Years ago, in the town of Vallbona de les Monges and its vicinity, a very singular wine was made and in the process the must was brought to the boil in order to concentrate the sugars. Inspired by this tradition, the Celler L’Olivera now adds concentrated must during the production of Missenyora, although in very small amounts of around 9-10 gm/l of residual sugar, which endows the wine with that extra special sweetish element and complements its good acidity particularly well, besides making it a perfect wine for accompanying dishes with foie gras and for counteracting the bitter aspects of certain foods, the sort that are difficult to match up, such as artichokes.
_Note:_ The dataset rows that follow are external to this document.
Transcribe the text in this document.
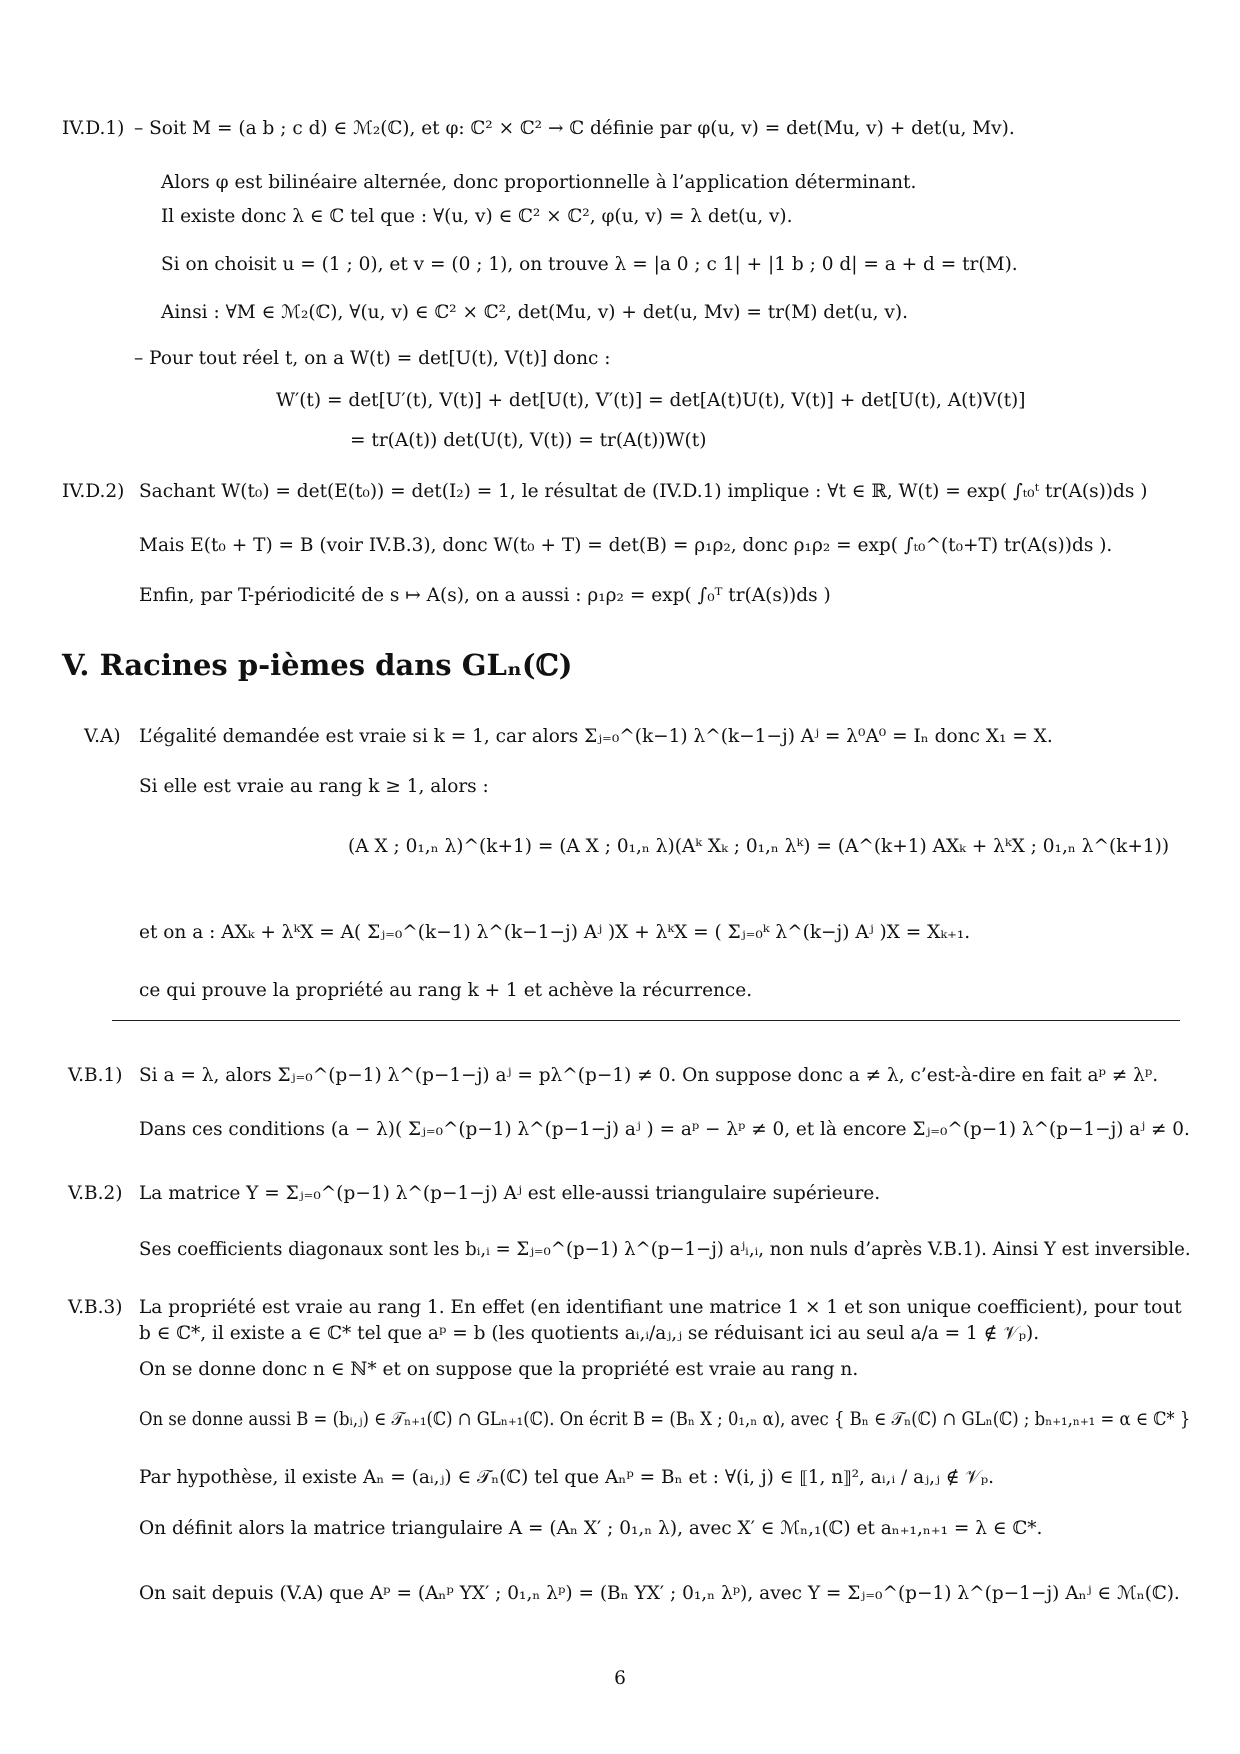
IV.D.1) – Soit M = (a b ; c d) ∈ ℳ₂(ℂ), et φ: ℂ² × ℂ² → ℂ définie par φ(u, v) = det(Mu, v) + det(u, Mv).
Alors φ est bilinéaire alternée, donc proportionnelle à l’application déterminant.
Il existe donc λ ∈ ℂ tel que : ∀(u, v) ∈ ℂ² × ℂ², φ(u, v) = λ det(u, v).
Si on choisit u = (1 ; 0), et v = (0 ; 1), on trouve λ = |a 0 ; c 1| + |1 b ; 0 d| = a + d = tr(M).
Ainsi : ∀M ∈ ℳ₂(ℂ), ∀(u, v) ∈ ℂ² × ℂ², det(Mu, v) + det(u, Mv) = tr(M) det(u, v).
– Pour tout réel t, on a W(t) = det[U(t), V(t)] donc :
W′(t) = det[U′(t), V(t)] + det[U(t), V′(t)] = det[A(t)U(t), V(t)] + det[U(t), A(t)V(t)]
= tr(A(t)) det(U(t), V(t)) = tr(A(t))W(t)
IV.D.2) Sachant W(t₀) = det(E(t₀)) = det(I₂) = 1, le résultat de (IV.D.1) implique : ∀t ∈ ℝ, W(t) = exp( ∫ₜ₀ᵗ tr(A(s))ds )
Mais E(t₀ + T) = B (voir IV.B.3), donc W(t₀ + T) = det(B) = ρ₁ρ₂, donc ρ₁ρ₂ = exp( ∫ₜ₀^(t₀+T) tr(A(s))ds ).
Enfin, par T-périodicité de s ↦ A(s), on a aussi : ρ₁ρ₂ = exp( ∫₀ᵀ tr(A(s))ds )
V. Racines p-ièmes dans GLₙ(ℂ)
V.A) L’égalité demandée est vraie si k = 1, car alors Σⱼ₌₀^(k−1) λ^(k−1−j) Aʲ = λ⁰A⁰ = Iₙ donc X₁ = X.
Si elle est vraie au rang k ≥ 1, alors :
(A X ; 0₁,ₙ λ)^(k+1) = (A X ; 0₁,ₙ λ)(Aᵏ Xₖ ; 0₁,ₙ λᵏ) = (A^(k+1) AXₖ + λᵏX ; 0₁,ₙ λ^(k+1))
et on a : AXₖ + λᵏX = A( Σⱼ₌₀^(k−1) λ^(k−1−j) Aʲ )X + λᵏX = ( Σⱼ₌₀ᵏ λ^(k−j) Aʲ )X = Xₖ₊₁.
ce qui prouve la propriété au rang k + 1 et achève la récurrence.
V.B.1) Si a = λ, alors Σⱼ₌₀^(p−1) λ^(p−1−j) aʲ = pλ^(p−1) ≠ 0. On suppose donc a ≠ λ, c’est-à-dire en fait aᵖ ≠ λᵖ.
Dans ces conditions (a − λ)( Σⱼ₌₀^(p−1) λ^(p−1−j) aʲ ) = aᵖ − λᵖ ≠ 0, et là encore Σⱼ₌₀^(p−1) λ^(p−1−j) aʲ ≠ 0.
V.B.2) La matrice Y = Σⱼ₌₀^(p−1) λ^(p−1−j) Aʲ est elle-aussi triangulaire supérieure.
Ses coefficients diagonaux sont les bᵢ,ᵢ = Σⱼ₌₀^(p−1) λ^(p−1−j) aʲᵢ,ᵢ, non nuls d’après V.B.1). Ainsi Y est inversible.
V.B.3) La propriété est vraie au rang 1. En effet (en identifiant une matrice 1 × 1 et son unique coefficient), pour tout
b ∈ ℂ*, il existe a ∈ ℂ* tel que aᵖ = b (les quotients aᵢ,ᵢ/aⱼ,ⱼ se réduisant ici au seul a/a = 1 ∉ 𝒱ₚ).
On se donne donc n ∈ ℕ* et on suppose que la propriété est vraie au rang n.
On se donne aussi B = (bᵢ,ⱼ) ∈ 𝒯ₙ₊₁(ℂ) ∩ GLₙ₊₁(ℂ). On écrit B = (Bₙ X ; 0₁,ₙ α), avec { Bₙ ∈ 𝒯ₙ(ℂ) ∩ GLₙ(ℂ) ; bₙ₊₁,ₙ₊₁ = α ∈ ℂ* }
Par hypothèse, il existe Aₙ = (aᵢ,ⱼ) ∈ 𝒯ₙ(ℂ) tel que Aₙᵖ = Bₙ et : ∀(i, j) ∈ ⟦1, n⟧², aᵢ,ᵢ / aⱼ,ⱼ ∉ 𝒱ₚ.
On définit alors la matrice triangulaire A = (Aₙ X′ ; 0₁,ₙ λ), avec X′ ∈ ℳₙ,₁(ℂ) et aₙ₊₁,ₙ₊₁ = λ ∈ ℂ*.
On sait depuis (V.A) que Aᵖ = (Aₙᵖ YX′ ; 0₁,ₙ λᵖ) = (Bₙ YX′ ; 0₁,ₙ λᵖ), avec Y = Σⱼ₌₀^(p−1) λ^(p−1−j) Aₙʲ ∈ ℳₙ(ℂ).
6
Missenyora is a bright straw-yellow colour, with plenty of tears, and exhibits a delicate but intense nose, with fruit and white flower aromas, and some very subtle hints of pineapple in syrup and chalky calcareous stone. It is tasty, oily and balanced on the palate, sinewy and structured, fresh and with that light sweet quality that makes drinking it a very pleasant experience.
Its presentation couldn’t be better: a delightful bottle blue in colour, the winery’s iconic colour that recalls the ceramic pottery from the royal monastery, found when the ground was being prepared for cultivation, plus a modern, tasteful label designed by Claret Serrahima, who works in close collaboration with the winery. Missenyora is the most popular L’Olivera white, and rightly so.